Advantages of thyroid blood tests

Blood tests are the most accurate way of determining the hormonal levels in your blood. Apart from delivering accurate results, they get to the root cause of hyperthyroidism or hypothyroidism as the case might be. The most common risk factors of the thyroid disease are age, personal history, family history as well as gender (with women facing a greater risk of developing it). Other factors that can be avoided to steer clear of this ailment are:

  • Smoking cigarettes – this results in autoimmune thyroid ailment. Among the hundreds of chemicals contained in cigarettes, thiocyanate is an anti-thyroid agent which promotes the occurrence of hypothyroidism
  • Iodine deficiency or excessive intake – this results in hypothyroidism and hyperthyroidism respectively. Insufficient iodine also leads to the development of goiter which directly affects the thyroid gland’s functions
  • Soy foods – apart from causing hypothyroidism, soy foods inhibit the body’s ability to absorb thyroid medicines. Though there is no consensus on the topic from different researchers, substantial research suggests that those at a high risk of developing thyroid disease should avoid soy foods.
  • Exposure to radiation – radiation causes all forms of cancer including thyroid cancer. The Chernobyl nuclear accident is a true depiction of this.
  • Exposure to surgical antiseptic – as much as the antiseptic cleans, exposure to open wound during surgery has far-reaching consequences.
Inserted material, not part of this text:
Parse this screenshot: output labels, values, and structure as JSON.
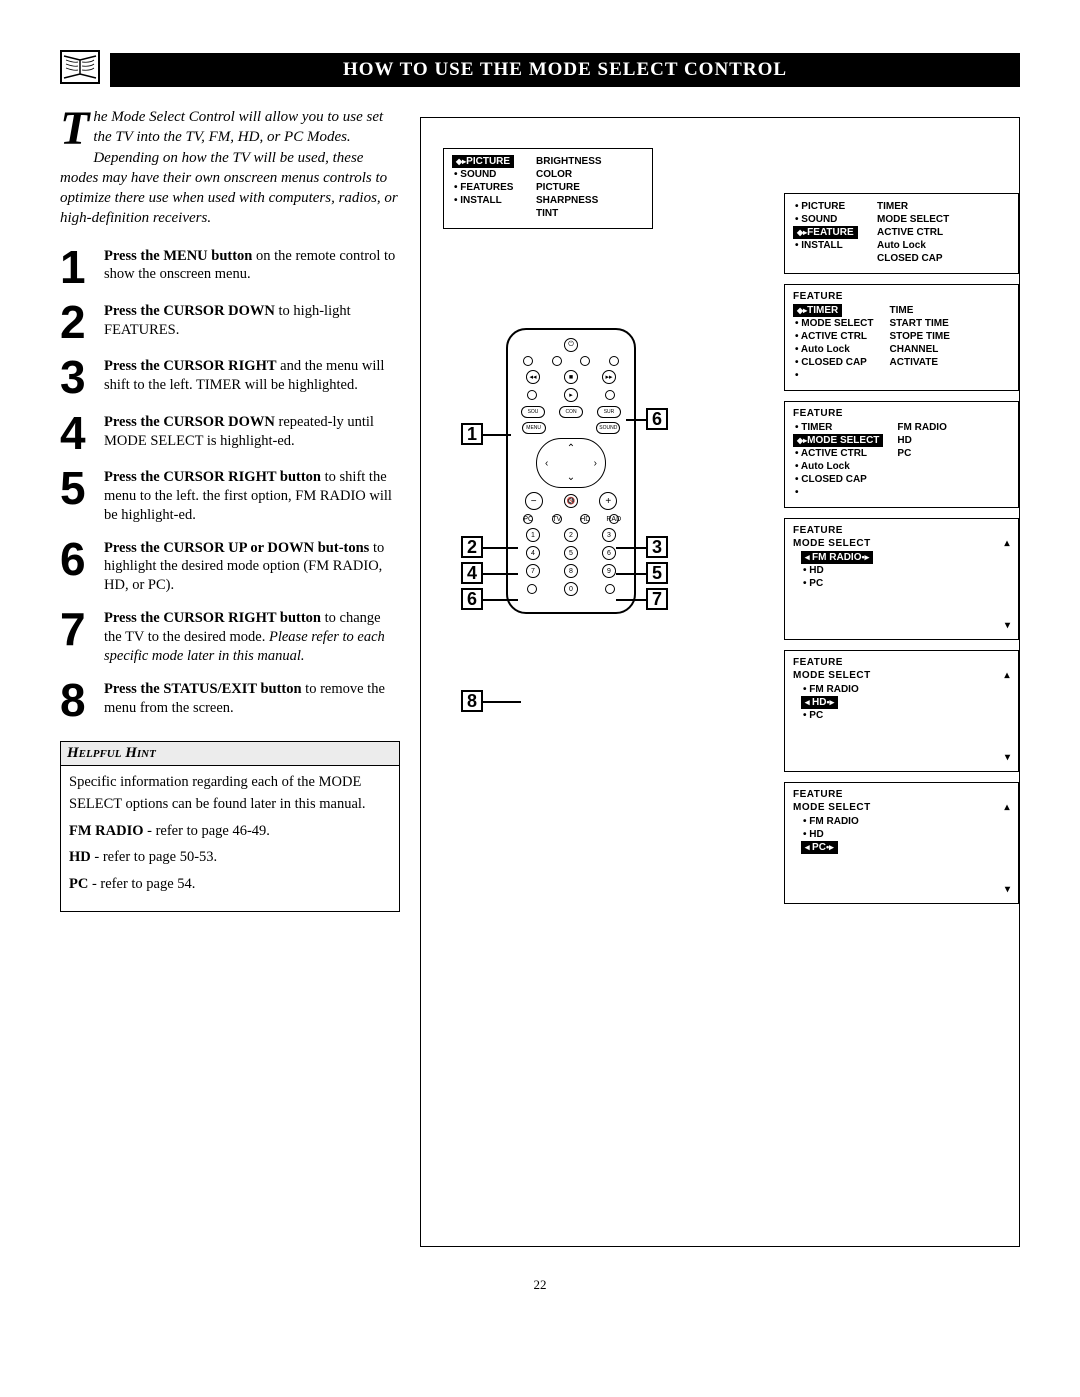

The knowledge of these and more ways to prevent thyroid diseases is invaluable and can be derived from blood tests conducted by seasoned physicians.

Disadvantages of thyroid tests

Thyroid tests that require the intake of radioactive isotopes such as iodine uptake scan and Thyroid scan are inherently dangerous to unborn infant. This means that pregnant women cannot undertake these options even when it is in their best interest. They run the risk of exposing their unborn to development defects.

Blood tests conducted have to be counter checked alongside other tests since none of them can give accurate results on its own. Lab experts will thus take up a considerable amount of time before knowing the precise cause of thyroid disease in women. They all have their limitations as there is yet to be a development of a single test which assess normal thyroid levels independently.

Statistically, women are 6-8 times more likely to develop thyroid diseases than men. Checking with your physician for normal thyroid levels is highly advised as you will be in a position to take precautionary or corrective measures as advised.